Soundalike recordings — often called “tribute songs” or “specialty music” within the industry — have been around for decades. Labels like Bell, Embassy, and Hit churned out quickie imitations in the 1950s, but the form reached its commercial apex in the ’70s, when Ronco and K-Tel advertised anonymous cover versions of popular hits on late-night TV commercials, and another label, Pickwick, scored a No. 1 hit in the U.K. with one of its Top of the Pops compilations. These recordings succeeded by offering — at a discount — collections of songs that, due to prohibitive costs, licensing constraints, administrative hassles, and contractual obligations, major labels couldn’t put together themselves.

In the United States, copyright law makes recording and selling any cover song pretty simple. If you want to pimp your own version of “All Summer Long” — itself already a pastiche of “Werewolves of London” and “Sweet Home Alabama” — you don’t need permission from Kid Rock, his publishing company, his record label, or anyone else, for that matter. You just have to notify the song’s writers and publishers and make sure you pay them royalties on each sale of your recording.
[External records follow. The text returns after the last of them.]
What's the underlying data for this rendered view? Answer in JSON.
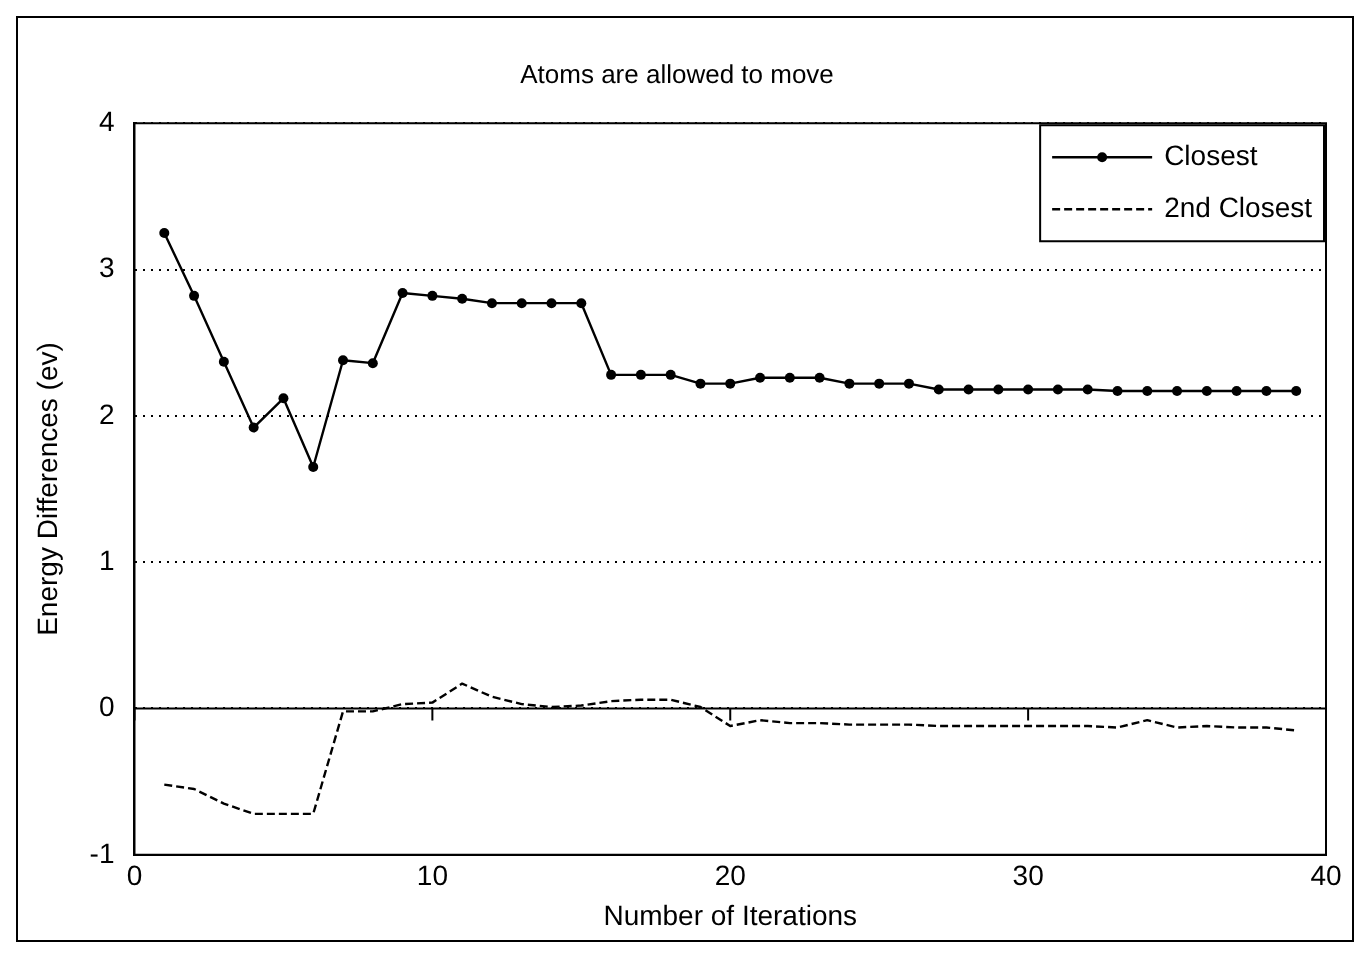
{
  "chart_data": {
    "type": "line",
    "title": "Atoms are allowed to move",
    "xlabel": "Number of Iterations",
    "ylabel": "Energy Differences (ev)",
    "x": [
      1,
      2,
      3,
      4,
      5,
      6,
      7,
      8,
      9,
      10,
      11,
      12,
      13,
      14,
      15,
      16,
      17,
      18,
      19,
      20,
      21,
      22,
      23,
      24,
      25,
      26,
      27,
      28,
      29,
      30,
      31,
      32,
      33,
      34,
      35,
      36,
      37,
      38,
      39
    ],
    "series": [
      {
        "name": "Closest",
        "color": "#000000",
        "marker": "circle",
        "line_style": "solid",
        "values": [
          3.25,
          2.82,
          2.37,
          1.92,
          2.12,
          1.65,
          2.38,
          2.36,
          2.84,
          2.82,
          2.8,
          2.77,
          2.77,
          2.77,
          2.77,
          2.28,
          2.28,
          2.28,
          2.22,
          2.22,
          2.26,
          2.26,
          2.26,
          2.22,
          2.22,
          2.22,
          2.18,
          2.18,
          2.18,
          2.18,
          2.18,
          2.18,
          2.17,
          2.17,
          2.17,
          2.17,
          2.17,
          2.17,
          2.17
        ]
      },
      {
        "name": "2nd Closest",
        "color": "#000000",
        "marker": "none",
        "line_style": "dashed",
        "values": [
          -0.52,
          -0.55,
          -0.65,
          -0.72,
          -0.72,
          -0.72,
          -0.02,
          -0.02,
          0.03,
          0.04,
          0.17,
          0.08,
          0.03,
          0.01,
          0.02,
          0.05,
          0.06,
          0.06,
          0.01,
          -0.12,
          -0.08,
          -0.1,
          -0.1,
          -0.11,
          -0.11,
          -0.11,
          -0.12,
          -0.12,
          -0.12,
          -0.12,
          -0.12,
          -0.12,
          -0.13,
          -0.08,
          -0.13,
          -0.12,
          -0.13,
          -0.13,
          -0.15
        ]
      }
    ],
    "xlim": [
      0,
      40
    ],
    "xticks": [
      0,
      10,
      20,
      30,
      40
    ],
    "ylim": [
      -1,
      4
    ],
    "yticks": [
      -1,
      0,
      1,
      2,
      3,
      4
    ],
    "grid": "y",
    "legend": "top right",
    "ref_lines": [
      {
        "axis": "y",
        "value": 0,
        "color": "#000000",
        "line_style": "solid"
      }
    ]
  }
}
But the rise of digital retailers like iTunes, Amazon, and eMusic has changed the landscape in the last few years. Where previously, soundalike recordings struggled to find shelf space in music stores, now they’re as easily accessible as most any other recording. Furthermore, when buying music can be accomplished with a mouse click and most tracks cost less than a dollar, customers are more likely to take a flyer on a curiosity or — as some critics of soundalikes would contend — be fooled into buying something they never wanted. None of this can be particularly pleasing to labels already facing a rather dire business environment.

“Tributes are not liked by some majors,” says Infante. “But let’s remember one thing: Publishers, writers, and composers all collect their royalties here. So when the label bleats on behalf of the artist, it’s not always the whole story.”